Ask Capita: Managing team burnout and conflict during high-stakes album launch cycles.

I lead the marketing and publicity team for a management company. Every time we have a major album release or tour launch, the work hours become unsustainable (14+ hour days, weekends). The resulting stress leads to high conflict between team members—publicists blaming social media, social media blaming the radio promoters, etc. I know the work demands are cyclical and necessary, but my team is on the brink of burnout and retention is suffering. How can I implement strategies to mitigate the toxic team dynamic and high turnover that happens when the pressure hits its peak? —Exhausted Executive


This week’s response was prepared by Queer Capita Board Member, Zach Porfiris.

Burnout is a Systems Problem, Not a People Problem.

Hi Exhausted Executive,

What you're describing is not a people problem. It's a systems problem. If this happens every launch cycle, that's actually good news!

It means it's predictable and preventable. Problems are solvable.

Under extreme pressure, people don't suddenly become worse teammates. What happens is clarity drops, exhaustion goes up, and blame fills the gap. So the goal isn't get people to behave better. The goal is design the system so it holds up under stress.

 Are you treating peak launch periods like normal work or like an entirely different operating mode?
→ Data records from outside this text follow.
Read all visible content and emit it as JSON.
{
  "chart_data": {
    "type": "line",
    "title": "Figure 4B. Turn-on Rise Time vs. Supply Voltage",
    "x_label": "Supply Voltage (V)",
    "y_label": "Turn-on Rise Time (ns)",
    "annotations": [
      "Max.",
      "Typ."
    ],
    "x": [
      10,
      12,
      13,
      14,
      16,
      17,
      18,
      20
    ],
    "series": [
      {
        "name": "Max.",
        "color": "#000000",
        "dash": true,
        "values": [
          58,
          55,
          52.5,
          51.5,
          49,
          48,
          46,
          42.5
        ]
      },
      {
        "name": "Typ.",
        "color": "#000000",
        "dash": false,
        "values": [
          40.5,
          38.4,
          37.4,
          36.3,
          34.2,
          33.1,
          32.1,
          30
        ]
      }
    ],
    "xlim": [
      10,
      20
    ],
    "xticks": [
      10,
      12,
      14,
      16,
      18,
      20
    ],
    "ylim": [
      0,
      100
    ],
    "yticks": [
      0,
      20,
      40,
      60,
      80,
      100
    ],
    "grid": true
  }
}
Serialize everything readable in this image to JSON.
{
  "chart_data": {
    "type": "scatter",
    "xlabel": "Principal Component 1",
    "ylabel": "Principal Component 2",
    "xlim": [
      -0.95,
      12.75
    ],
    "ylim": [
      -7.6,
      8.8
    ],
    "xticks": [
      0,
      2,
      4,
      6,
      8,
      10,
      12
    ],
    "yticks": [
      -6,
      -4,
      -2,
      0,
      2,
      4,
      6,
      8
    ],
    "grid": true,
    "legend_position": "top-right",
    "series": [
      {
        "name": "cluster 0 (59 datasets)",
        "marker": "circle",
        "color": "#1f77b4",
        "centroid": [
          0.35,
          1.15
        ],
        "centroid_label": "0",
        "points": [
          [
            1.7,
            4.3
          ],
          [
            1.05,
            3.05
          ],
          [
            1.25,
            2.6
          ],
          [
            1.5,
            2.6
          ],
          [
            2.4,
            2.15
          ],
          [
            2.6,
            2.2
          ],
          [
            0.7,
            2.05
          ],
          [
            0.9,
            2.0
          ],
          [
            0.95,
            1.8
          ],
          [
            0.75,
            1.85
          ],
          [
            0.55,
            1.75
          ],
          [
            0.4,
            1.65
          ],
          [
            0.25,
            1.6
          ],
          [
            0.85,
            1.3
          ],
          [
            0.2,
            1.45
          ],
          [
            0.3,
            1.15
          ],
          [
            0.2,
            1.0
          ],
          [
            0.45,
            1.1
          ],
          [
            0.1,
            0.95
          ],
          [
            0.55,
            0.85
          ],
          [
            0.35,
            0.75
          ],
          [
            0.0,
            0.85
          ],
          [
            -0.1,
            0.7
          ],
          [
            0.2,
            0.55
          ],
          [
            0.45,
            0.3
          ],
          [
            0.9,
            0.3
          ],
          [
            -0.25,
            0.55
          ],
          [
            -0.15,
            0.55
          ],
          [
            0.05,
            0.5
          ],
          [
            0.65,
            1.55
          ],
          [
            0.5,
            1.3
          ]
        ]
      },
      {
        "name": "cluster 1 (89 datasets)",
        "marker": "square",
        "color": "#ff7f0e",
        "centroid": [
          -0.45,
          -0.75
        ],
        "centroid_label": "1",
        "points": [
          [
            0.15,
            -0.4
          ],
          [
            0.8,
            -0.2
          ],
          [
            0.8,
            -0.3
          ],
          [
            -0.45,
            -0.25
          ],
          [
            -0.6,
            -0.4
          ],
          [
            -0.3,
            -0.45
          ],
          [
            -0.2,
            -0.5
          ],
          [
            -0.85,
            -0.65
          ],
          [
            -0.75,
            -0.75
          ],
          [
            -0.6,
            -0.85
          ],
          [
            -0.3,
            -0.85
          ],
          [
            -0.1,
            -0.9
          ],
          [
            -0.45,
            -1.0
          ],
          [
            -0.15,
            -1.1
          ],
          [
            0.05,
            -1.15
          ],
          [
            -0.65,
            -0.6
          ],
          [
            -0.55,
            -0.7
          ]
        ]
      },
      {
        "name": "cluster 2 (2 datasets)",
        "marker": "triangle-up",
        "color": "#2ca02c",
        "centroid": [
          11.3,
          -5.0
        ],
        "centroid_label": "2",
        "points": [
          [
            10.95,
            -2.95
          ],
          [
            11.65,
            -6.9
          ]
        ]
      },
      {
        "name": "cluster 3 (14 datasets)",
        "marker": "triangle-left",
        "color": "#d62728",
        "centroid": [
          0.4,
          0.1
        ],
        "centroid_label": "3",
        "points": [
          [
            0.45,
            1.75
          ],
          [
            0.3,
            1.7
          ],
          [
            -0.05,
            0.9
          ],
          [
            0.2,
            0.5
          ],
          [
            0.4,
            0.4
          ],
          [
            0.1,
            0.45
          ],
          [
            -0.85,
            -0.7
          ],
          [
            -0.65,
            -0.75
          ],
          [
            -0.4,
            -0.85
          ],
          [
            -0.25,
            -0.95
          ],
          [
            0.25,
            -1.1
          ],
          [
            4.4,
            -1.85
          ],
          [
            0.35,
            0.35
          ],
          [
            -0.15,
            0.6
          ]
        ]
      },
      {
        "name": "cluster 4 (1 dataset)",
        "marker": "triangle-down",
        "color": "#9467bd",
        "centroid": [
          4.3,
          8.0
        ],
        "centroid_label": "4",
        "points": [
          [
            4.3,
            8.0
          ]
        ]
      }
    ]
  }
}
I think you know what I'm implying.  

Activating "Peak Mode": Setting Different Rules for Stress.

Peak cycles require different rules, so before the next launch, clearly define when peak mode starts and ends, which expectations temporarily change, who owns which decisions, and, just as important, what work is not expected during that time.

When people know "this will be intense, but it's time-limited, supported, and acknowledged," they handle it much better.

Clarity Beats Collaboration: Lock-in Ownership Early.

To go deeper, have you actually said out loud what success looks like during peak performance, or is your team guessing under pressure?  Most peak-cycle conflict stems from role confusion. So, before the pressure hits, lock-in ownership. Fewer handoffs, fewer consensus decisions under stress. In moments of high stress, clarity beats collaboration every time.

The Three Questions: A "No-Blame" Strategy During Peaks.

Another helpful move is a temporary no-blame rule during peak periods. No finger-pointing, no mid-launch postmortems. Just three questions. One, what's blocked? Two, what can we simplify, and three, who needs help right now?

 When leaders model that, team behavior usually follows.  

Making Recovery Visible and Guaranteed.

Also to be considered: Burnout isn't just about long hours. It's about long hours without recovery or fairness. Is recovery built into the system, or is it optional? Make recovery visible and guaranteed. When people trust that the struggle is temporary and acknowledged, resentment drops.

Here's the big takeaway: Strong teams aren't the ones that avoid stress. They're the ones designed to survive it. If you design your peak cycles intentionally, the conflict usually fades because the system does more of the work rather than your people carrying it all.

— Zach


How to lead a team through high-pressure cycles:

  • Define "Peak Operating Mode": Clearly state when the cycle starts/ends and what work can be deprioritized.

  • Simplify Decision-Making: Reduce handoffs and consensus meetings; clarity is more important than collaboration under stress.

  • Implement a "No-Blame" Rule: During the launch, focus only on: What’s blocked? What can we simplify? Who needs help?

  • Guarantee Recovery: Build mandatory downtime into the system following the high-pressure period.